How do uncertain and approximate play with style coding? Right now, CSL just has one is-uncertain-date="issued" condition; it doesn’t distinguish between uncertain and approximate senses of “circa”.

Are uncertain vs approximate dates rendered differently in styles, or are they just both annotated as “circa”? If there isn’t a rendering difference, then let’s just add uncertain and approximate while also retaining circa in a deprecated state. All three of these would make is-uncertain-date="issued" test true.

You can see how biblatex handles it in the screenshot above; prefaced by “circa” for approximate, and with a “?” suffix for uncertain.

As you know, CSL has no such distinction, currently; only supporting the “approximate/circa.”

Here’s a gist of the basic json schema of just the date object.

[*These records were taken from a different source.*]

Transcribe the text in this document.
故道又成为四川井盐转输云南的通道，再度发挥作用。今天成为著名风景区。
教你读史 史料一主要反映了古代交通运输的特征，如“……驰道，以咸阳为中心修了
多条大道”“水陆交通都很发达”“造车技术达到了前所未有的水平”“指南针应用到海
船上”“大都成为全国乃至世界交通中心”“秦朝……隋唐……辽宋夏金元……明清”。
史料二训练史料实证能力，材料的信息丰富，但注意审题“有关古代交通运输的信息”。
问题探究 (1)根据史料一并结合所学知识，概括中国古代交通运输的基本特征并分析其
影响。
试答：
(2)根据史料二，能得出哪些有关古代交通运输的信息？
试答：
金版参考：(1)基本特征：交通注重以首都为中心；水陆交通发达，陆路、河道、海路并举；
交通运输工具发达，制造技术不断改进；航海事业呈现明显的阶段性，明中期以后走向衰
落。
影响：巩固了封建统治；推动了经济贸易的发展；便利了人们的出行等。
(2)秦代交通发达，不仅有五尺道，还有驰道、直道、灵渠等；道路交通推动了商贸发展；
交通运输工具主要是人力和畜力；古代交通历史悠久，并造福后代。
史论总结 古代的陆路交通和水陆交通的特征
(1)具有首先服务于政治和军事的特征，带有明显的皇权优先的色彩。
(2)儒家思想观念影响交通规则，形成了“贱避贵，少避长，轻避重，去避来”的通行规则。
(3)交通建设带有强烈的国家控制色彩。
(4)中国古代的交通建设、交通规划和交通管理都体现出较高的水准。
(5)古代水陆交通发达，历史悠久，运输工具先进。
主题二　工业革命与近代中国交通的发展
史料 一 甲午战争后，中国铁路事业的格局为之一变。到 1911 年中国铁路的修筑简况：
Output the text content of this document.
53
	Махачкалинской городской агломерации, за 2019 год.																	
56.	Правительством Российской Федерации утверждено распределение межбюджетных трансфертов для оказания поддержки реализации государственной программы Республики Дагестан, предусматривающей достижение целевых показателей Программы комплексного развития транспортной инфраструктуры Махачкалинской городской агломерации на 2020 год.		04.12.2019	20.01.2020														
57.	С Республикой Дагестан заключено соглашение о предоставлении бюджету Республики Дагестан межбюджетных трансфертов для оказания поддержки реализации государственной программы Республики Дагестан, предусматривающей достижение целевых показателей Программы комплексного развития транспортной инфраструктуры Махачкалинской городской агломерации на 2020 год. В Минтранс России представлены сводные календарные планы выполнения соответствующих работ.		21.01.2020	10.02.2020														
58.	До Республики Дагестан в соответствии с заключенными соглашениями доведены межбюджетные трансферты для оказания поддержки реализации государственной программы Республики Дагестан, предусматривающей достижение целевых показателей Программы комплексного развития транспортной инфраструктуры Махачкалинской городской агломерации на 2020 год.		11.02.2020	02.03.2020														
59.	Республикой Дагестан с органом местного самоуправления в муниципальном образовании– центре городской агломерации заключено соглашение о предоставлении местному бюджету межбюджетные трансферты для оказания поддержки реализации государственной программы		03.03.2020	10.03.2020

Okay, so it would seem that at least these changes are needed in CSL style syntax:

  1. Make a new attribute is-approximate-date that covers existing circa behavior (indicates the date is circa/approximate)
  2. Change the behavior of the existing is-uncertain-date to cover actual uncertainty.
    1. Accompanying this, batch-change all existing styles to use is-approximate-date instead of is-uncertain-date.

As for other changes,

Date ranges

Date range support is currently tricky because circa applies to the date as a whole, which precludes things like this:

  • ca. 1950–1 January 2012
  • ca. 1884–ca. 1902

The main uses for is-uncertain-date currently are to add a “circa” term and to surround the date in brackets. It seems rather odd to require that all styles manually specify how to position circa, question mark, etc. Do these really vary that much? I suggest that we add placement of the circa term and the uncertainy question mark to locale files. (A similar change is needed to provide better support for formatting the ad/bc/ce/bce terms for era notation.)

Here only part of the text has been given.